Nagasu nearly matched her. Earlier this season, the 24-year-old joined Tonya Harding as the only other American woman to land a triple axel in international competition. Entering this competition, that triple axel, in itself, constituted a compelling argument for a spot on the Olympic team. She hit all but one of the triple axels she attempted in practice this week, looking sure and serene in her attempts.

But her nerves arrived just in time for warmups, when she fell while attempting a triple axel moments before her short program. Then, seconds into a performance that was supposed to be defined by that jump, Nagasu missed it. She did not fall, but she did stumble, a mistake that looked worse to the eye than it did in the scoring.

Triple axels are worth a handful more points than any of the jumps her competitors tried, more than Tennell's perfectly executed double axel, and Nagasu ended up with a score of 73.09 despite the trouble. That score was three-tenths of a point shy of her career short program best.

"Today I over-rotated my triple axel a little bit, but I know I'm very capable of it," Nagasu said. "I can't wait to pull it out for the long [program]."

Wagner's performance betrayed nerves, too. While a flurry of injury and off-ice issues combined to undermine her status as the favorite this week, Wagner skated like a woman experiencing favorite-level pressure. She looked tight throughout, more shackled on her jumps than free, though she did display her usual knack for drawing in the crowd with endless artistry.

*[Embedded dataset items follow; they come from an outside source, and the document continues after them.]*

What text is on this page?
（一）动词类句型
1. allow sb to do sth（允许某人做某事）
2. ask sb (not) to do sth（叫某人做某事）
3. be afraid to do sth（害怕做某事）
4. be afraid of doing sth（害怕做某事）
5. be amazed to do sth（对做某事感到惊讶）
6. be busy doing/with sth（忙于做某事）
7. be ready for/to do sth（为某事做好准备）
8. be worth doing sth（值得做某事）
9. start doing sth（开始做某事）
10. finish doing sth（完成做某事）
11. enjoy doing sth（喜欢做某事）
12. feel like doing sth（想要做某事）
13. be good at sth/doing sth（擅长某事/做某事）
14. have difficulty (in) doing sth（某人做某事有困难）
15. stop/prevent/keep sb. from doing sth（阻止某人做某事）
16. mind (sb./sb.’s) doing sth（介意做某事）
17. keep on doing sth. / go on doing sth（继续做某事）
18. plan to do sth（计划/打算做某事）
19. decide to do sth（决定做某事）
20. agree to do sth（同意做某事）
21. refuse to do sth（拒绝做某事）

The 26-year-old smiled when she saw her score of 65.94, a polite reaction to what some would consider a disappointing number, though Wagner has wrestled with that short program all season. Her Olympic future could depend on her free skate, a recently tweaked program untested in competition. Wagner uses her short programs to put herself in position to pounce in the free skate. Her fate was always going to be determined Friday night.

In theory, Tennell's Olympic future depends on Friday's free skate, too. The short program is one component of several that enters the selection process. The free skate is a more significant component. But if this week's championships amounted to a search for a favorite in a field reluctant to yield one this season, U.S. Figure Skating may have just found one.